Blacks. Photo: @sa_rips
You’d probably think that Blacks in Elliston, Australia was named after the color of the deep channel that one must paddle across in order to surf it. Or perhaps it’s a reference to the black eyes of the Great Whites that have dined on three men here. Or maybe because it’s really hard to find anything colorful at a place that has such a weird, twisted energy about it. But the truth is that Blacks wasn’t named after any of those things. The real meaning behind how Blacks got its name is much, much darker.
Elliston feels like a country town out of an old western flick. Bone dry, dusty, barren of greenery. The buildings mostly look overexposed and faded to the color of skeletal remains. There is a quiet pub, a quaint bakery, a grocer of limited stock, and a police station armed by one of those overzealous backcountry law enforcement types. The entire place is shaded by a cloud of anger and haunted by the ghosts of a massacre that occurred here in 1849.
As the story goes, European settlers stumbled into Eliston in 1839 looking for a place to export wool. They found that it was conveniently situated in a deepwater bay. They also found that an Aborigine encampment already occupied the area .The location was deemed too valuable to pass on and the white men came with their horses, whips and guns, attempting to claim the land as their own. The locals didn’t take so kindly to that and a war began.
One fateful day, a farmer counted his sheep and found that four were missing. Obviously, he accused the natives. The police chief’s investigation turned up the names of two hunters. Both claimed that they didn’t steal the missing sheep, but the judge didn’t believe them and hung both hunters in the middle of town. Infuriated by the outcome of the trial, a group of Aborigine men lured the judge out of his house and hung him as an act of retribution.
While the details of what happened following the judge’s death are hazy, they all end the same: the settlers rounded up 250 members of the Aborigine camp and began edging them towards the cliff, cracking whips on unmoving backs and shooting at those who tried to flee. Inch by inch, the settlers pushed the Aborigines to the edge of the sandstone cliff — the same one you climb down to access the wave — and kept riding until all had fallen off. Women and children were not excluded. Skulls rolled on blood stained sand and sharks got their first taste of human flesh.
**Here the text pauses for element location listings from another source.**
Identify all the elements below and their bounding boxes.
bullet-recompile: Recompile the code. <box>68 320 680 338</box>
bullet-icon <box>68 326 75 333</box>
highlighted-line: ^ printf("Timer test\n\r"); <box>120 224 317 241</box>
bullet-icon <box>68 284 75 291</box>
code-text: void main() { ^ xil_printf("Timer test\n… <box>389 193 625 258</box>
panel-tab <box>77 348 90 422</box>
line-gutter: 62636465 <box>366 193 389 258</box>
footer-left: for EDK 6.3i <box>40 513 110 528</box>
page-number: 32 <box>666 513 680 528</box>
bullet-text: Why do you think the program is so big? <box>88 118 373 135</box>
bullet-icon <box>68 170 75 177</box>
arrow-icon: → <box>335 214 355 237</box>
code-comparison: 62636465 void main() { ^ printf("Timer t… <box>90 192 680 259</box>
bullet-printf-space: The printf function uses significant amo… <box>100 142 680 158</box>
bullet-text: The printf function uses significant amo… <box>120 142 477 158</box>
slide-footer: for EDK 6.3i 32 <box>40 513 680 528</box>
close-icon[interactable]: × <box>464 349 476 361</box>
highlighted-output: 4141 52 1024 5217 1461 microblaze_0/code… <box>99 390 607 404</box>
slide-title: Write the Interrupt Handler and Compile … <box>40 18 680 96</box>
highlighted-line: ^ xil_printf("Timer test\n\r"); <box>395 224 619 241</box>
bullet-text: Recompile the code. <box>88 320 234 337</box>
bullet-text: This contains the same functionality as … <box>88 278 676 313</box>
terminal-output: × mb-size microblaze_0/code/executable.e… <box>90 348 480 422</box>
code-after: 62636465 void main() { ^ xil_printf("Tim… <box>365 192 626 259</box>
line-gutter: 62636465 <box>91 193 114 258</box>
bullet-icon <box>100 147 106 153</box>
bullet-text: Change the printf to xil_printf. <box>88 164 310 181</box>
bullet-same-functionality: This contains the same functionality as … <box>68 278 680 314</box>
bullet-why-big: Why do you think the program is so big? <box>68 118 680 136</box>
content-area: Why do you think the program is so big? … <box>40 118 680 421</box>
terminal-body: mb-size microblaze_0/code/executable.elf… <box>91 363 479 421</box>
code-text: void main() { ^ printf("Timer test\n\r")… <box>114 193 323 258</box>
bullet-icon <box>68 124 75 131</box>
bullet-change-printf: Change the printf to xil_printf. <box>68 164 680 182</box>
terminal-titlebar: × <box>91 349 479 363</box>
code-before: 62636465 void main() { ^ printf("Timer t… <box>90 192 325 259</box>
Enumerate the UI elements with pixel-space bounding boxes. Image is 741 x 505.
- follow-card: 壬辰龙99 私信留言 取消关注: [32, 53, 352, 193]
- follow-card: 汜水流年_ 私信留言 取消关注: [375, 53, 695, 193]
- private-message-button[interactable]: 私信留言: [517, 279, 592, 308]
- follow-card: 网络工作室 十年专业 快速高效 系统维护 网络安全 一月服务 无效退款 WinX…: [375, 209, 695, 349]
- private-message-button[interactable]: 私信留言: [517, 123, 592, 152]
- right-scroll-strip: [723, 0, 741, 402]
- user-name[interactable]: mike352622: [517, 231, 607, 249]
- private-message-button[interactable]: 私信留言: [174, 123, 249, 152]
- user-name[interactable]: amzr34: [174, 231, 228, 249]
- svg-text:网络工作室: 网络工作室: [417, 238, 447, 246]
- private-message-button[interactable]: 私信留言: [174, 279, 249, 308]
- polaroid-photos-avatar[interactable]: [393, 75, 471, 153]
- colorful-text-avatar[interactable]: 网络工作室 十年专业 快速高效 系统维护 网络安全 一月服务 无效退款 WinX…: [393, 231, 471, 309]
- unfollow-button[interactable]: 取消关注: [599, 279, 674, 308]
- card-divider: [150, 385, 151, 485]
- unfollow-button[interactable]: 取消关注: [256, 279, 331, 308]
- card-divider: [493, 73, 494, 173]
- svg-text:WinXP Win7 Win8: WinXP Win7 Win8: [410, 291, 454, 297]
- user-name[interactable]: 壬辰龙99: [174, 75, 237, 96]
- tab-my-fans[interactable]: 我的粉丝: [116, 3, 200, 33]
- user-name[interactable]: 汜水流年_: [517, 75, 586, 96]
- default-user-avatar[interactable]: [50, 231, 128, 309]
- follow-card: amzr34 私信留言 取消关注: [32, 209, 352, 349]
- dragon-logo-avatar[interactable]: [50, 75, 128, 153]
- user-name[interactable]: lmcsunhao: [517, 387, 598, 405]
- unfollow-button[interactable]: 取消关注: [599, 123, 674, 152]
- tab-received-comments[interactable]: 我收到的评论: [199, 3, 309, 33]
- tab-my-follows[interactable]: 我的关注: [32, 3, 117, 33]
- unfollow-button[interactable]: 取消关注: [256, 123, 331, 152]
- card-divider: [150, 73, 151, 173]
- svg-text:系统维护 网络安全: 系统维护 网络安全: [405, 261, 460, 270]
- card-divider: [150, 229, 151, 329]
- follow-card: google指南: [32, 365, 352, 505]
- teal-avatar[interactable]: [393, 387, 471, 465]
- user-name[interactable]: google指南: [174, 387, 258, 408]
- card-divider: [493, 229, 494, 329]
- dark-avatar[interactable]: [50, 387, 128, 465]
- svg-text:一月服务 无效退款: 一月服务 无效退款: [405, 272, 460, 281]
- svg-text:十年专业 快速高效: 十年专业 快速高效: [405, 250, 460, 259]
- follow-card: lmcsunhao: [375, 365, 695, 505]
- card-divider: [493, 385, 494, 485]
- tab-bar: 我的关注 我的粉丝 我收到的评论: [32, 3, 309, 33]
In local folklore, they say that the violent nature of the wave is due to the anger of the souls who perished during the massacre. Albee Layer, who surfed Blacks while filming for Attractive Distractions confirmed that haunted energy. “It feels like you’re tiptoeing around a sleeping beast and at any point you could be gone forever without a trace.”
Despite the horrific history of Blacks, there are men brave enough to light up the darkness here. Take @SA_Rips for example, who makes art out of the haunting hues, swimming with housing in hand where he probably shouldn’t be.
Note: A love for surfing — like any love at all — is strong enough to transcend color so don’t get hung in the lip of bigotry.